Bürokratik sadakat

TBMM Plan ve Bütçe Komisyonu’nda 2026 yılına ilişkin bütçe görüşülürken AKP, son dakika manevralarından birini daha yapıyor ve bir teklif sunuyor. Komisyondan geçen teklif, kamuda görev yapan genel müdürler, daire başkanları, kurum başkanları, il müdürleri ile müfettişler ve 'kariyer meslek' olarak adlandırılan uzmanların maaşlarına 30 bin TL seyyanen zam yapılmasını öngörüyor.

Teklifte, öğretmen, polis, doktor, hemşire, mimar, şehir plancısı ve mühendisler yer almıyor. Düzenlemeden yararlanacakların sayısı 30 bin civarında…
Devlet, kaçınılmaz biçimde çalışma barışının temellerine dinamit koyarak nitelikli ve niteliksiz memur ayrımına gidiyor. Sınıflandırmasına göre öğretmen, doktor, hemşire, mimar niteliksiz ama büyük bir çoğunluğu siyasi atamayla gelen genel müdürler, daire başkanları nitelikli… Bu kamu çalışanları arasında ayrımcılık yapılması ve mutlak adaletsizlik anlamına geliyor.

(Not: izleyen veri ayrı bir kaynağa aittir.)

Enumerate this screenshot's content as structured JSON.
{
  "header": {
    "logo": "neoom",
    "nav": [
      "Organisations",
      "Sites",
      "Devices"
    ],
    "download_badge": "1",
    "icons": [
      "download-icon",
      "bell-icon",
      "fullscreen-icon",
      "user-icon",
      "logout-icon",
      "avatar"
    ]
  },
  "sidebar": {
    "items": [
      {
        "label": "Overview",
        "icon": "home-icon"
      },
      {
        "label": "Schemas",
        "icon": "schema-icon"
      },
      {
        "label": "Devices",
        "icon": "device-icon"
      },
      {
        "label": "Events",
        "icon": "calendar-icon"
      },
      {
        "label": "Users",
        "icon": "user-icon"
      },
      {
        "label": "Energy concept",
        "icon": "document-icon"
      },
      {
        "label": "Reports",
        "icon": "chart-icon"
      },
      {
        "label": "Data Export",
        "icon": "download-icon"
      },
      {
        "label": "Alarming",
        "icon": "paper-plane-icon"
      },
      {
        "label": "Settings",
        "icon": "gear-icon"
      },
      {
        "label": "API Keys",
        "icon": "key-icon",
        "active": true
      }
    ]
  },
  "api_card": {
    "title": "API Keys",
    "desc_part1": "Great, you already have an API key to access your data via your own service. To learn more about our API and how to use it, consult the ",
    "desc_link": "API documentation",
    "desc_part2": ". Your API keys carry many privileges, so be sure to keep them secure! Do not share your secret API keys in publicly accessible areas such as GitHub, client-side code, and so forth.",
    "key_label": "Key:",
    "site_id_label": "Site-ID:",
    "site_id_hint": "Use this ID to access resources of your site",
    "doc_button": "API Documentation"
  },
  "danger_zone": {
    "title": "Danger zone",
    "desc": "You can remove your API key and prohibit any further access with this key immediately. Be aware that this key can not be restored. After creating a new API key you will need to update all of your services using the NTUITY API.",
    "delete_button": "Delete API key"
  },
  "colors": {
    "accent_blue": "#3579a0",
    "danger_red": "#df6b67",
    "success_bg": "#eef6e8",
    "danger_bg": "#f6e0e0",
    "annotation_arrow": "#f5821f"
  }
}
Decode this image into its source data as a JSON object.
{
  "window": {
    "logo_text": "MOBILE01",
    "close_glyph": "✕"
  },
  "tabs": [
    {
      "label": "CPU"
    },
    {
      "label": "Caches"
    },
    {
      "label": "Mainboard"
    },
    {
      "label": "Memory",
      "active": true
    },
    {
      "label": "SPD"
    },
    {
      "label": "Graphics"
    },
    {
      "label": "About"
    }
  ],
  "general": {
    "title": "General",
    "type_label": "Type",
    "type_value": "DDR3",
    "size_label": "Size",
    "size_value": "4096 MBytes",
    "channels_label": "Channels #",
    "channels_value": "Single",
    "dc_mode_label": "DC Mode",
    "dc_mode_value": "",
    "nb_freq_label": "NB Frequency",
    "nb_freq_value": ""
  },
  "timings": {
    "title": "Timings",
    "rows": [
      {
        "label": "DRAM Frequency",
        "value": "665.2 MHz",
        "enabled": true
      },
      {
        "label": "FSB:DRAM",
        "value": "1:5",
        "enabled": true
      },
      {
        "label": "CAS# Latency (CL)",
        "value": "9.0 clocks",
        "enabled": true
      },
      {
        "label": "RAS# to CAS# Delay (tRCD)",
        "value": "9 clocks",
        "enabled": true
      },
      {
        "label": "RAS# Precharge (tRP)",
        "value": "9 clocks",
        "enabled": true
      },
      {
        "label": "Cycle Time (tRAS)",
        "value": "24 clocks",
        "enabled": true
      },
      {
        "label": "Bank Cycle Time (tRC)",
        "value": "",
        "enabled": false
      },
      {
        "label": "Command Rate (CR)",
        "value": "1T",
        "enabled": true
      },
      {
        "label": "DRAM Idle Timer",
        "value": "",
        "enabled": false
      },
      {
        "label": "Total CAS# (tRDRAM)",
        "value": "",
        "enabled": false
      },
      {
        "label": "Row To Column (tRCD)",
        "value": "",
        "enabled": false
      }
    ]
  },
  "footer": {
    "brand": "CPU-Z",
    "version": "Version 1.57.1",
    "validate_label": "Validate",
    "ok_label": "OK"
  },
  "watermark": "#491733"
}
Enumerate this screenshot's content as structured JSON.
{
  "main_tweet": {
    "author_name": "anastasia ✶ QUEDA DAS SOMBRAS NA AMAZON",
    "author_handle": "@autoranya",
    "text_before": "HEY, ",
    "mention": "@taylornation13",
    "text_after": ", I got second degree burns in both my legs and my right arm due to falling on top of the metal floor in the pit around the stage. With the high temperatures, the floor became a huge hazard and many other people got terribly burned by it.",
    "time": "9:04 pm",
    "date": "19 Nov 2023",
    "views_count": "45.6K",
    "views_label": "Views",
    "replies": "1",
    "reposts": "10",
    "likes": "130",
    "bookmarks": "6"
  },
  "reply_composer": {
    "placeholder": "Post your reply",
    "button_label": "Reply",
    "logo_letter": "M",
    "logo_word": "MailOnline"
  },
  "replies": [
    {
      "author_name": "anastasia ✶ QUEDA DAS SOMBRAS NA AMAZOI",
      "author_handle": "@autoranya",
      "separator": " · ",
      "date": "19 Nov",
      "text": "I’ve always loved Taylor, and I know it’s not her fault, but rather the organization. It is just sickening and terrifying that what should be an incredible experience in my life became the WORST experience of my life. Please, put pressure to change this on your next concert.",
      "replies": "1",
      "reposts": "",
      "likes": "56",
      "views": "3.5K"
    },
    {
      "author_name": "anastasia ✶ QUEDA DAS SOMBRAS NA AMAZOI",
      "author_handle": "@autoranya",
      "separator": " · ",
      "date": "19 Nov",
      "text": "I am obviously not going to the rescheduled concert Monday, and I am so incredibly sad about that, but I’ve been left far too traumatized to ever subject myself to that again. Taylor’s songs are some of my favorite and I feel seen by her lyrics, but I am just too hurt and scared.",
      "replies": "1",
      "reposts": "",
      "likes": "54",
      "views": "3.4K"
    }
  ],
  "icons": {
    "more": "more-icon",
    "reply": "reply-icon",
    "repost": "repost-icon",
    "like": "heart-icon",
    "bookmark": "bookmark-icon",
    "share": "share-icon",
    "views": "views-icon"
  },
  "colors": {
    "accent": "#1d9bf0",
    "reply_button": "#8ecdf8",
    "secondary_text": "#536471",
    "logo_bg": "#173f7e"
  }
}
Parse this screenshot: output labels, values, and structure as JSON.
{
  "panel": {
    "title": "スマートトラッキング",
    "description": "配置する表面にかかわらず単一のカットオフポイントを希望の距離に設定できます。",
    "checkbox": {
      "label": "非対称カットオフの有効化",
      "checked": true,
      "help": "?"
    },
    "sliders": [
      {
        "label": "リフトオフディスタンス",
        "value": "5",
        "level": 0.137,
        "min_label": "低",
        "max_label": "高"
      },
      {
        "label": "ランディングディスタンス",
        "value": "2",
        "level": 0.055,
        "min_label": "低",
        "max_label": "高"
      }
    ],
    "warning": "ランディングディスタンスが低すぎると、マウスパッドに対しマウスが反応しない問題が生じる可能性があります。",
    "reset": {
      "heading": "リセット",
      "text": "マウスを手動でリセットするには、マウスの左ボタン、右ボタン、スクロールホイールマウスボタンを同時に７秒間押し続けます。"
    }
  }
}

En düşük emekli aylığının 16 bin 881 TL, asgari ücretin 22 bin 104 lira, ortalama memur maaşının da 56 bin lira olduğu bir ülkede milyonlarca insan “Sefiller” romanını aratmayacak bir yoksulluğu yaşarken açıkçası ayrıcalıklı bir zümre yaratılmak isteniyor.
Amaç çok belli… Bürokrasinin siyasi sadakatini 0güçlendirmek, pekiştirmek; dolayısıyla rejimin muhtaç olduğu istikrarın devamını sağlamak…
Aslında teklifin gerekçesi çok ilginç ve aynı zamanda acı bir itiraf niteliğini taşıyor. AKP’li Şamil Tayyar, Plan Bütçe Komisyonu Başkanı Mehmet Muş’la görüşmesini aktarırken şu bilgiyi aktarıyor:
"‘Kariyer meslek’ olarak tarif edilen uzmanlığın düşük maaş nedeniyle kamuda can çekiştiğini, SPK’dan BDDK’ya kadar kritik kurumlarda rapor hazırlayacak nitelikli uzman bulmakta zorlanıldığını ve sistemin tıkanmak üzere olduğunu söyledi. Bu sorunun vahametini fark ettikleri için muhalefetin de destek verdiğini aktardı".
Muş, “İlk aşamada sistemdeki tıkanıklığı gidermek istiyoruz” diyerek devam ettirmiş sözlerini… AKP’li isim “Şecaat arz ederken sirkatin söyler” atasözündeki gibi meramını anlatmak isterken devletin içine düştüğü acizliği itiraf etmiş.
Zaten bazı gazeteciler de dahil olmak üzere bu yasayı doğru bulan kesimler, “ne yani devletin işleri mi aksasın. Üst düzey görevlileri özel sektör alıyor” savunmasını yapıyor.
Burada bir an duraklayıp sormak gerekiyor.
SPK, BDDK gibi kurumlarda rapor yazacak bir uzmanın bulunmaması ne demek? Nasıl bir çöküş yaşanıyor ki, bir rapor yazılamaz duruma düşülmüş. İHA’larla, SİHA’larla övünürken, “aya sert iniş yapıyoruz”, “uçuyoruz, şahlanıyoruz”, “Almanya bizi kıskanıyor” derken kritik raporları hazırlayacak uzmanımız yok; öyle mi?
Bu vahim değil, vahim ötesi bir şey. Ama bilmediğimiz bir gerçek değil. Çok uzun bir zamandır bütün mekanizmaları ile devlet vatandaşına hizmet veremez hale gelmiş bulunuyor. Çünkü liyakat esasına dayalı bir seçicilik kalmadı, atamaların tümünde dikkate alınan tek kriter siyasi yandaşlık… Soruları çalınan, yazılı sınavda Türkiye derecesi yaptığı halde sözlü mülakatta saçma sapan sorularla elenen gençler var oldukça da çöküş daha derinleşecek.
Kritik kurumlarda rapor yazacak uzman yok; amenna…
Peki, sizi devlet hastanesinde tedavi edecek doktor kaldı mı?